Ależ natychmiast należy pozamykać kopalnie i kupować węgiel z Niemiec. Tak jest ekologiczniej!
Przed wyborami ktoś z pis-u rozdawał wam bułeczki i obiecywał węgla na 200 lat
a teraz co ?
wina Tuska, wina UE,.......itd
śmieszni jesteście
Nie ma zbytu więc trzeba to zamknąć!
Pracy w Polsce jest pełno, w Eko w Amazonie na budowach czy w usługach więc z bezrobocia nie ma,
gorzej ze związkowcami bo ci już takiej fuchy jak na grubie nigdzie nie znajdą.
Ci co chcą pracować zawsze pracę znajdą
Jak ci trollu nie pasuje to wypad na białoruś russki trollu tam nie ma UE.
Póki co ponad 75% Polaków chce być w UE i takimi wpisami tylko się ośmieszasz.
Wielka Brytania nie jest w Unii i właśnie zamknęła ostatnią elektrownię węglową i co ty na to trollu?
Jedyne co powinniśmy zaprzestać, to słuchać brukselskiej mafii.

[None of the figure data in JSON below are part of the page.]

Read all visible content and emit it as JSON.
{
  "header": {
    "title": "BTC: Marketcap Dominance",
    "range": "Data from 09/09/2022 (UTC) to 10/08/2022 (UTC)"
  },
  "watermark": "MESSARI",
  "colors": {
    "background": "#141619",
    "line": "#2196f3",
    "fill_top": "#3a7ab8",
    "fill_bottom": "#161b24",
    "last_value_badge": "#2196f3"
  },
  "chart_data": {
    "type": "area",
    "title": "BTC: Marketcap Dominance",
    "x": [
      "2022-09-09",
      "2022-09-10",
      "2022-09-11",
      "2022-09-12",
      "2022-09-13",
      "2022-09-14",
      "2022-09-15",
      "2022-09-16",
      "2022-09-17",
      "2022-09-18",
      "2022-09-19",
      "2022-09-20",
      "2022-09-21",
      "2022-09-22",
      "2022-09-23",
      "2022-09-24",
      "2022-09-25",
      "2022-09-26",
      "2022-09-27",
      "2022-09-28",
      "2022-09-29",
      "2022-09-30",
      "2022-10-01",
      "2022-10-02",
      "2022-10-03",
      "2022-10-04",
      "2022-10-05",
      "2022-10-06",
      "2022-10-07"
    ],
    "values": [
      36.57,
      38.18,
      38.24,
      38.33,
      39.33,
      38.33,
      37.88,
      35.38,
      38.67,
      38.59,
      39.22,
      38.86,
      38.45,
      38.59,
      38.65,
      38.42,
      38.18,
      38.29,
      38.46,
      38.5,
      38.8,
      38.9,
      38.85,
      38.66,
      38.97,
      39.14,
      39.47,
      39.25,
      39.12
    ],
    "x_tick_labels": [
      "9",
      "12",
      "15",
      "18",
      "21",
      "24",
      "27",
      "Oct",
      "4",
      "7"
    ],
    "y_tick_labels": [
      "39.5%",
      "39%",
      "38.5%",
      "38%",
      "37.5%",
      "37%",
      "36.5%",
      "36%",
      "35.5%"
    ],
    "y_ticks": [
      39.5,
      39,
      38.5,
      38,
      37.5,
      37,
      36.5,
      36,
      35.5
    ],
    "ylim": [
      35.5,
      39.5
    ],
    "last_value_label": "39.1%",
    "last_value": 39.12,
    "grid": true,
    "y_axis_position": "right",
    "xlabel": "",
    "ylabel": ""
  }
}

Najlepiej wyjść z tego komunistycznego bagna. I nagle zacznie się wiele rzeczy opłacać, ceny spadną (za śmieci, wodę, energię i brak ekofaszystowsich opłat za CO2) i dzieci nie będą musiały przymować nachalnej tęczowej propagandy w szkołach.
Jeśli zostaniemy w UE, będzie płacz.
Mamy nadzieję że to nie wpłynie w żaden sposób na zarobki górników ? W ramach rekompensaty za straty"moralne" proponujemy wprowadzenie 19 pensji
Wybraliście sługusów Berlina, to nie dziwota że polska gospodarka jak i całe państwo to od 13 grudnia zeszłego roku cała seria tąpnięć.